Deegan won again at Washougal later that month. This time he swept the motos. He finished second in the season finale at Ironman, but struggled throughout the season with consistency - finishing outside the top five at Southwick and Spring Creek and outside the top 10 at Unadilla and Budds Creek.
“It’s hard growing up and winning and amateurs and then you come to the pro ranks and you’re not winning,” Deegan said. “It feels more natural to be up front. I think it’s a thing where I kept working and working and I got to that point where I could win and that was a comfortable spot. You’re not going to win every race - it’s possible, shoot Jett (Lawrence) did it (in the Motocross season) but you just have to keep working hard and be there every time.”

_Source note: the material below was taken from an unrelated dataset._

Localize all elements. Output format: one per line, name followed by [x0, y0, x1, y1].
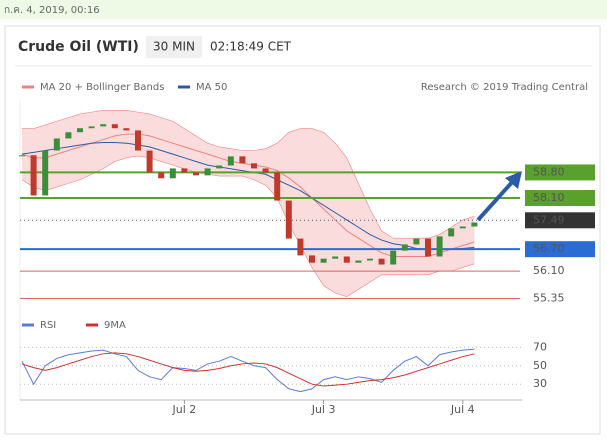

The clock reset with the start of the SuperMotocross World Championship. Deegan stood on the podium at zMax Dragway and again at Chicagoland with a pair of third-place finishes. He ran well enough that he forced Lawrence and Jo Shimoda into a winner-take-all scenario in Los Angeles with fewer than nine points separating the top three.
A modest finish of fifth in Moto 1 had him questioning whether he could win the overall but Shimoda was only one position ahead in fourth. A strong start to Moto 2 as Shimoda struggled and Lawrence missed both races with a pinched nerve in his back put him second in the running order for most of the race.
At another time, early in the season, Deegan might have pushed past his limits. Saturday night in the Coliseum he rode a smart race and took the second-place finish at the overall victory.
Standing at the top of the podium after the race, Deegan thanked his supporters but also his haters.
“That’s how I feel off that stuff,” Deegan said. “If you doubt me, I’m going to prove you wrong - that’s just how I work and I’m going to work harder than everyone out on the track. That’s my goal every time.”
There was no sense of surprise when he sat in the post-race news conference, just more joy.